Why? Why on God’s earth would a basketball star of this magnitude just walk away from the game and the fame, or go from being one of the world’s highest paid women’s basketball players to taking a vow of perpetual poverty? Why would an attractive, funny, vivacious 25-year-old woman renounce marriage and family to lock herself up in a monastery? Why would a loving daughter and sister embrace a religious discipline wherein she could only see her family — through a screen —a few times a year, and hug them only once every 25 years? Why would anybody voluntarily live a life in which they could own nothing, sleep no more than four hours at a time (on a straw mat), eat no more than one full meal a day, and use telephones, TV, radio, internet and newspapers — well, never?

It all boils down to this: We’re all gonna die.
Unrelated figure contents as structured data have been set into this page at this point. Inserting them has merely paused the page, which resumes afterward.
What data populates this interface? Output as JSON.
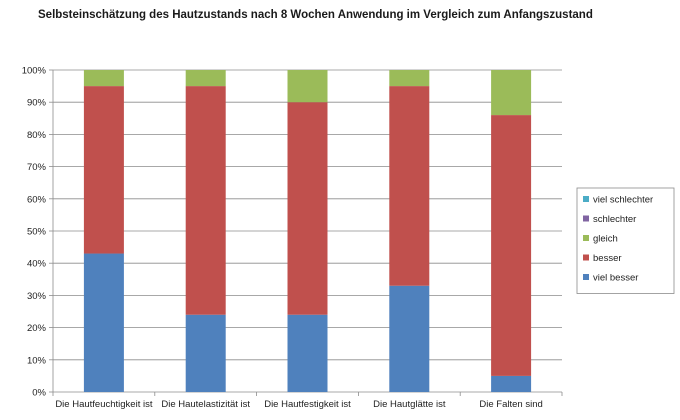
{
  "title": "Selbsteinschätzung des Hautzustands nach 8 Wochen Anwendung im Vergleich zum Anfangszustand",
  "chart_data": {
    "type": "bar",
    "stacked": true,
    "title": "Selbsteinschätzung des Hautzustands nach 8 Wochen Anwendung im Vergleich zum Anfangszustand",
    "xlabel": "",
    "ylabel": "",
    "ylim": [
      0,
      100
    ],
    "yticks": [
      "0%",
      "10%",
      "20%",
      "30%",
      "40%",
      "50%",
      "60%",
      "70%",
      "80%",
      "90%",
      "100%"
    ],
    "grid": true,
    "legend_position": "right",
    "categories": [
      "Die Hautfeuchtigkeit ist",
      "Die Hautelastizität ist",
      "Die Hautfestigkeit ist",
      "Die Hautglätte ist",
      "Die Falten sind"
    ],
    "series": [
      {
        "name": "viel besser",
        "color": "#4f81bd",
        "values": [
          43,
          24,
          24,
          33,
          5
        ]
      },
      {
        "name": "besser",
        "color": "#c0504d",
        "values": [
          52,
          71,
          66,
          62,
          81
        ]
      },
      {
        "name": "gleich",
        "color": "#9bbb59",
        "values": [
          5,
          5,
          10,
          5,
          14
        ]
      },
      {
        "name": "schlechter",
        "color": "#8064a2",
        "values": [
          0,
          0,
          0,
          0,
          0
        ]
      },
      {
        "name": "viel schlechter",
        "color": "#4bacc6",
        "values": [
          0,
          0,
          0,
          0,
          0
        ]
      }
    ]
  }
}
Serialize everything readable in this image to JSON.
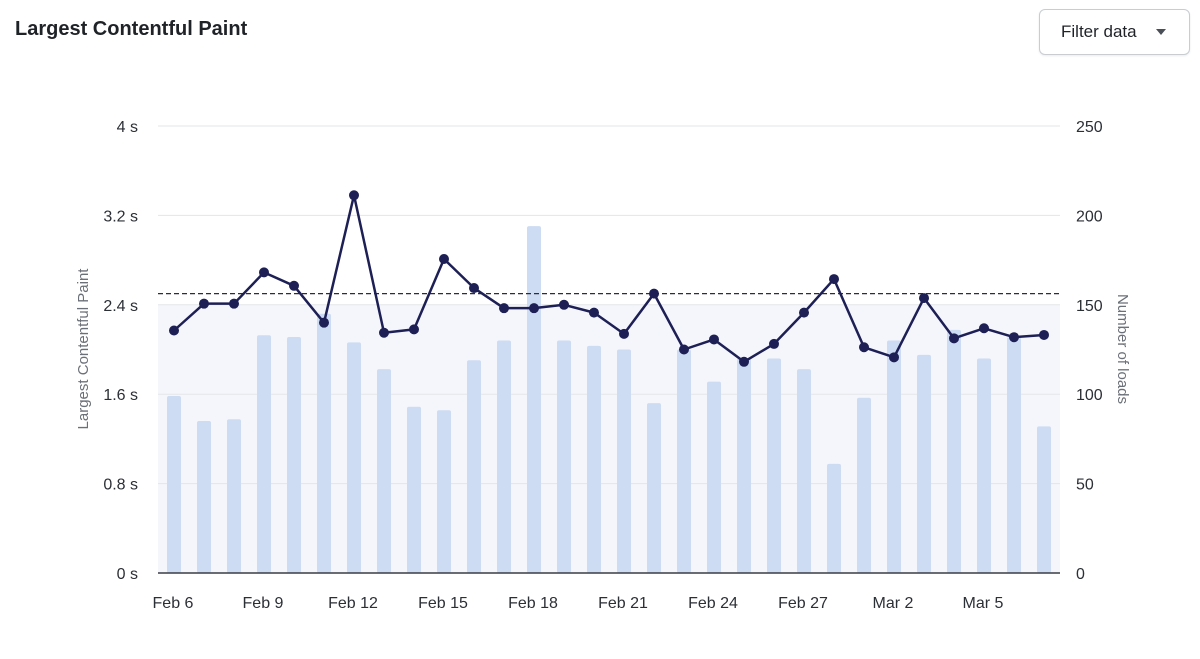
{
  "header": {
    "title": "Largest Contentful Paint",
    "filter_label": "Filter data"
  },
  "chart_data": {
    "type": "bar+line",
    "title": "Largest Contentful Paint",
    "y_left": {
      "label": "Largest Contentful Paint",
      "min": 0,
      "max": 4,
      "ticks": [
        0,
        0.8,
        1.6,
        2.4,
        3.2,
        4
      ],
      "tick_labels": [
        "0 s",
        "0.8 s",
        "1.6 s",
        "2.4 s",
        "3.2 s",
        "4 s"
      ]
    },
    "y_right": {
      "label": "Number of loads",
      "min": 0,
      "max": 250,
      "ticks": [
        0,
        50,
        100,
        150,
        200,
        250
      ],
      "tick_labels": [
        "0",
        "50",
        "100",
        "150",
        "200",
        "250"
      ]
    },
    "x_labels": [
      "Feb 6",
      "Feb 9",
      "Feb 12",
      "Feb 15",
      "Feb 18",
      "Feb 21",
      "Feb 24",
      "Feb 27",
      "Mar 2",
      "Mar 5"
    ],
    "x_label_every": 3,
    "threshold_seconds": 2.5,
    "good_band_max_seconds": 2.4,
    "series": [
      {
        "name": "Number of loads",
        "kind": "bar",
        "axis": "right",
        "color": "#cddcf2",
        "values": [
          99,
          85,
          86,
          133,
          132,
          145,
          129,
          114,
          93,
          91,
          119,
          130,
          194,
          130,
          127,
          125,
          95,
          125,
          107,
          120,
          120,
          114,
          61,
          98,
          130,
          122,
          136,
          120,
          132,
          82
        ]
      },
      {
        "name": "Largest Contentful Paint (s)",
        "kind": "line",
        "axis": "left",
        "color": "#1d1f55",
        "values": [
          2.17,
          2.41,
          2.41,
          2.69,
          2.57,
          2.24,
          3.38,
          2.15,
          2.18,
          2.81,
          2.55,
          2.37,
          2.37,
          2.4,
          2.33,
          2.14,
          2.5,
          2.0,
          2.09,
          1.89,
          2.05,
          2.33,
          2.63,
          2.02,
          1.93,
          2.46,
          2.1,
          2.19,
          2.11,
          2.13
        ]
      }
    ]
  }
}
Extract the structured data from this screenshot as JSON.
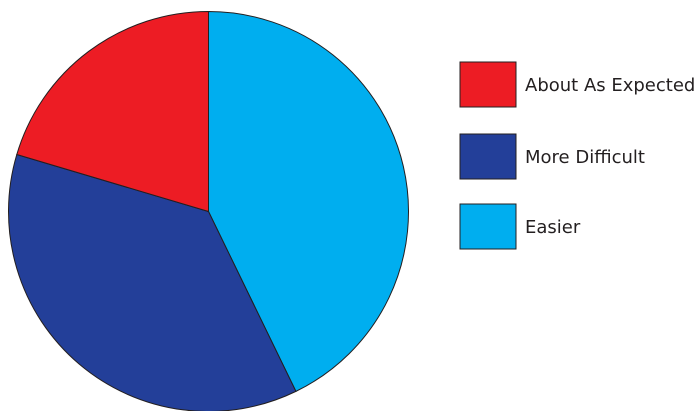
{
  "chart_data": {
    "type": "pie",
    "slices": [
      {
        "label": "Easier",
        "value": 42.8,
        "color": "#00aeef"
      },
      {
        "label": "More Difficult",
        "value": 36.8,
        "color": "#233f99"
      },
      {
        "label": "About As Expected",
        "value": 20.4,
        "color": "#ed1c24"
      }
    ],
    "legend": {
      "placement": "right",
      "entries": [
        {
          "label": "About As Expected",
          "color": "#ed1c24"
        },
        {
          "label": "More Difficult",
          "color": "#233f99"
        },
        {
          "label": "Easier",
          "color": "#00aeef"
        }
      ]
    },
    "title": "",
    "start_angle": "12 o'clock",
    "direction": "clockwise",
    "slice_outline_color": "#231f20"
  }
}
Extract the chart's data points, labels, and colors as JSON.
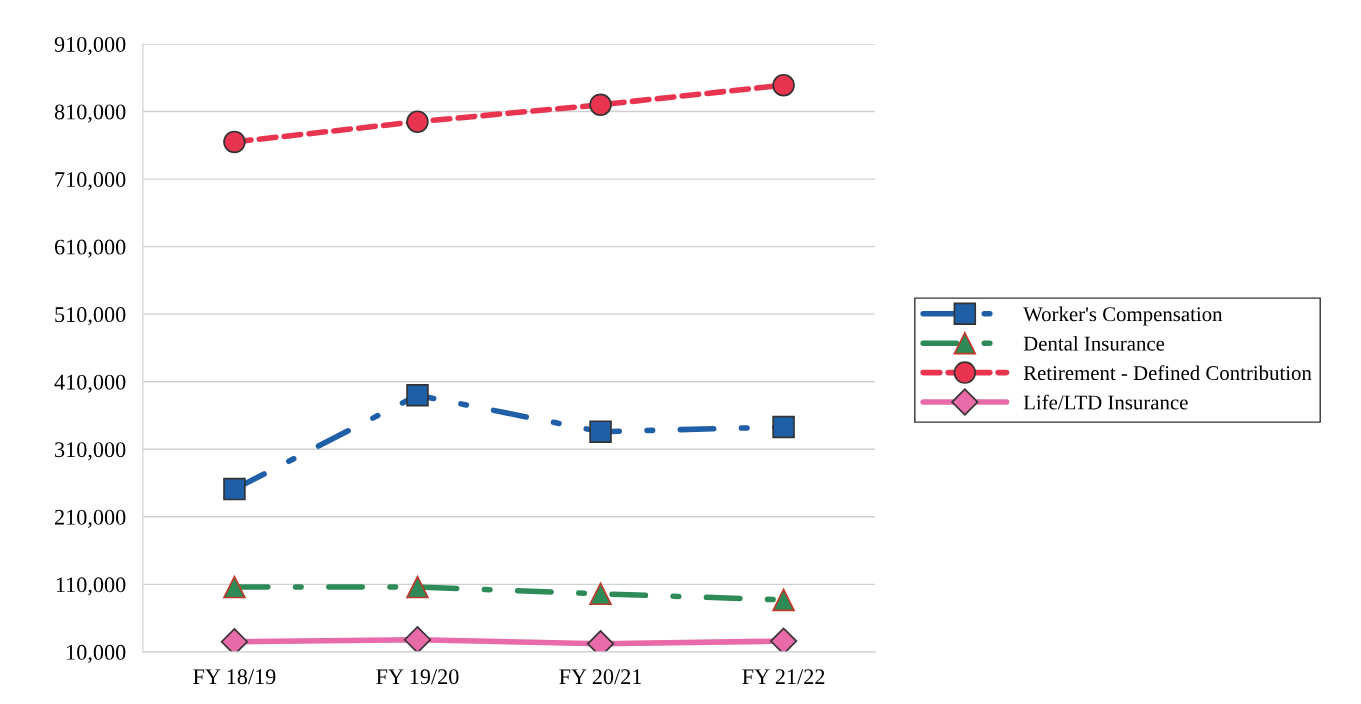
{
  "chart_data": {
    "type": "line",
    "categories": [
      "FY 18/19",
      "FY 19/20",
      "FY 20/21",
      "FY 21/22"
    ],
    "series": [
      {
        "name": "Worker's Compensation",
        "color": "#1f5fa8",
        "marker": "square",
        "line_style": "dashdot",
        "values": [
          251000,
          390000,
          336000,
          343000
        ]
      },
      {
        "name": "Dental Insurance",
        "color": "#2e8b57",
        "marker": "triangle",
        "line_style": "dashdot",
        "values": [
          106000,
          106000,
          96000,
          87000
        ]
      },
      {
        "name": "Retirement - Defined Contribution",
        "color": "#e8344e",
        "marker": "circle",
        "line_style": "dashed",
        "values": [
          765000,
          795000,
          820000,
          849000
        ]
      },
      {
        "name": "Life/LTD Insurance",
        "color": "#e86aa8",
        "marker": "diamond",
        "line_style": "solid",
        "values": [
          25000,
          28000,
          22000,
          26000
        ]
      }
    ],
    "ylim": [
      10000,
      910000
    ],
    "yticks": [
      {
        "value": 10000,
        "label": "10,000"
      },
      {
        "value": 110000,
        "label": "110,000"
      },
      {
        "value": 210000,
        "label": "210,000"
      },
      {
        "value": 310000,
        "label": "310,000"
      },
      {
        "value": 410000,
        "label": "410,000"
      },
      {
        "value": 510000,
        "label": "510,000"
      },
      {
        "value": 610000,
        "label": "610,000"
      },
      {
        "value": 710000,
        "label": "710,000"
      },
      {
        "value": 810000,
        "label": "810,000"
      },
      {
        "value": 910000,
        "label": "910,000"
      }
    ],
    "grid": "y",
    "legend": "right"
  }
}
And when we do, all of the money and the prestige and the accomplishments and the basketball awards are going to fall away. All that will be left is us and God. If we play our cards right, we will spend eternity beholding his face and praising him. And, as St. Augustine says, that is where our truest happiness lies — in this life as well as in the next: “Our hearts were made for Thee, O Lord, and will not rest until they rest in Thee.”

Cloistered sisters like the Poor Clares make the radical choice to live that way now — to begin their eternal life here on earth. As religious sisters, they are brides of Christ, and they focus their lives entirely on their bridegroom, without the distractions of all the stuff that’s going to fall away after death anyway. They spend their lives primarily in prayer — praying for you and for me and for this entire mixed up world and in deepening their own relationship with Christ.

This, it goes without saying, is a radical way to live. It is not for everyone, or even for most people. It is a free choice on the part of the sisters. But they do not take the initiative. God himself is the initiator. He calls them to this life, and they freely respond. Sister Rose Marie herself told her coach that this was not the life she would have chosen for herself, but it was very clear to her that it was the life God was calling her to.

I finally got to see Sister Rose Marie last weekend, as she celebrated the 25th anniversary of her solemn vows. I had the privilege of witnessing the once-every-25-year-hugs she gave her family. I spoke to her briefly, from behind the screen. She was always a cheerful person. But I saw a joy and a radiance in her that day that I have rarely seen ever, in anyone. It was beautiful.

The great gift these sisters give to us, aside from their prayers, is that they remind us that this life, and all its pleasures and distractions, will not last forever. And their dedication and their joy give us a small glimpse into the joy that is in store for us, if we can only imitate in some small way their singular focus on their Bridegroom.

Pray for them. And pray for the grace to do what they do — to rise above the distractions of this world and look toward the life that never ends.